Friday, February 8, 2013

The Godfather's Daughter

by Rita Gigante

What an intriguing title about a life as far from mine as can be imagined. And yet...the result is just okay, blandly fascinating, ranging from moving to outlandish to downright boring, the equivalent of a well-written, self-published autobiography that a friend might give to you.

Not to give it all away, but I will.  The Mafioso's girl becomes a New-Age healer who pairs with her deceased Don of a dad to deliver care. 

The Ringtone and the Drum

by Mark Watson

Traveler's advisories or not, there is no way I will ever travel through West Africa. My idea of a breathtaking adventure is to negotiate an international airport without a phone or facility with the local language. Lucky for me then that Mark Weston and his tireless wife Ebrun have undertaken the journey.

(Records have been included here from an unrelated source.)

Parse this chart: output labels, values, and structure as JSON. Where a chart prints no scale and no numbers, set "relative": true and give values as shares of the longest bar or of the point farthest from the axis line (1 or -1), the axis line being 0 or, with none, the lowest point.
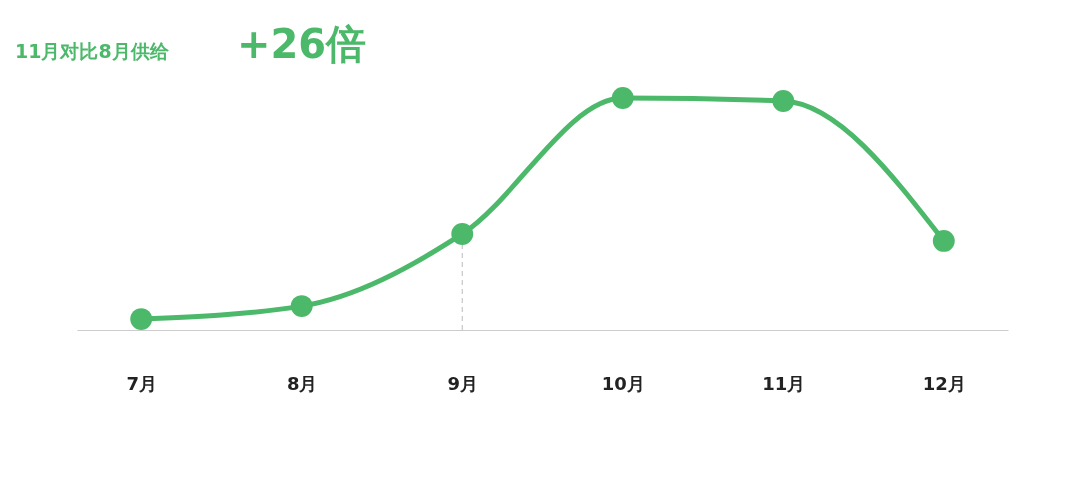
{
  "chart_data": {
    "type": "line",
    "title": "11月对比8月供给",
    "subtitle": "+26倍",
    "relative": true,
    "categories": [
      "7月",
      "8月",
      "9月",
      "10月",
      "11月",
      "12月"
    ],
    "series": [
      {
        "color": "#4cb86a",
        "values": [
          0.047,
          0.103,
          0.414,
          1,
          0.987,
          0.384
        ]
      }
    ],
    "ref_lines": [
      {
        "axis": "x",
        "value": "9月",
        "color": "#bbbbbb",
        "line_style": "dashed"
      }
    ],
    "marker": "circle",
    "line_style": "solid",
    "grid": false
  }
}
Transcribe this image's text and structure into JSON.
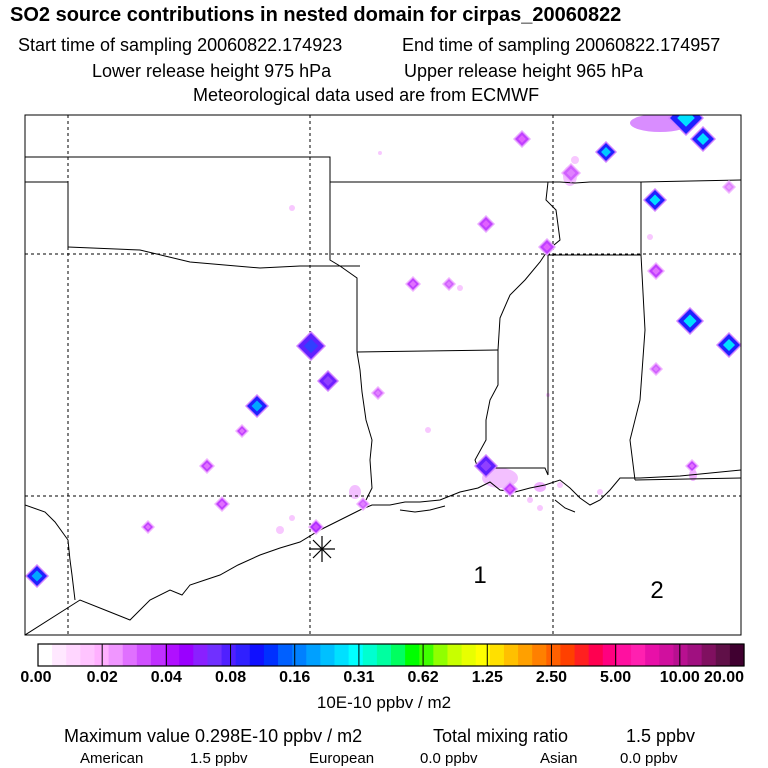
{
  "header": {
    "title": "SO2 source contributions in nested domain for cirpas_20060822",
    "start_time": "Start time of sampling 20060822.174923",
    "end_time": "End time of sampling 20060822.174957",
    "lower_height": "Lower release height  975 hPa",
    "upper_height": "Upper release height  965 hPa",
    "met_data": "Meteorological data used are from ECMWF"
  },
  "map": {
    "region_labels": [
      "1",
      "2"
    ],
    "receptor_marker": "receptor-star"
  },
  "colorbar": {
    "tick_labels": [
      "0.00",
      "0.02",
      "0.04",
      "0.08",
      "0.16",
      "0.31",
      "0.62",
      "1.25",
      "2.50",
      "5.00",
      "10.00",
      "20.00"
    ],
    "units": "10E-10 ppbv / m2",
    "colors": [
      "#ffffff",
      "#ffe8ff",
      "#ffd6ff",
      "#ffc4ff",
      "#ffb0ff",
      "#f096ff",
      "#e070ff",
      "#d050ff",
      "#c030ff",
      "#b010ff",
      "#9a00ff",
      "#8a20ff",
      "#7030ff",
      "#5020ff",
      "#3020ff",
      "#1010ff",
      "#0030ff",
      "#0060ff",
      "#0080ff",
      "#00a0ff",
      "#00c0ff",
      "#00e0ff",
      "#00ffff",
      "#00ffd0",
      "#00ffa0",
      "#00ff60",
      "#00ff00",
      "#40ff00",
      "#90ff00",
      "#c8ff00",
      "#e8ff00",
      "#ffff00",
      "#ffe000",
      "#ffc000",
      "#ffa000",
      "#ff8000",
      "#ff6000",
      "#ff4000",
      "#ff2020",
      "#ff0050",
      "#ff0080",
      "#ff10a0",
      "#ff20b0",
      "#e810a8",
      "#d0109e",
      "#b81090",
      "#a01080",
      "#801060",
      "#601048",
      "#400030"
    ]
  },
  "footer": {
    "max_value": "Maximum value  0.298E-10 ppbv / m2",
    "total_mixing_ratio_label": "Total mixing ratio",
    "total_mixing_ratio_value": "1.5 ppbv",
    "american_label": "American",
    "american_value": "1.5 ppbv",
    "european_label": "European",
    "european_value": "0.0 ppbv",
    "asian_label": "Asian",
    "asian_value": "0.0 ppbv"
  }
}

Mr. Weston's book is West Africa 101. He sheds light on that which seems dark and overwhelming in its complexity and foreignness. He's eyes on the ground in places I can't imagine much less hope to understand. With computer at hand as I read, I got visuals on the dusty villages and the people therein as the author chronicles conversations over endless coffee at yet another dusty streetstand.

Best of all, Weston segues easily from the personal to the historical and the geopolitical, a skill not necessarily demonstrated in such travelogues as his. I hope he continues his writing career--I'd go virtually anywhere with him.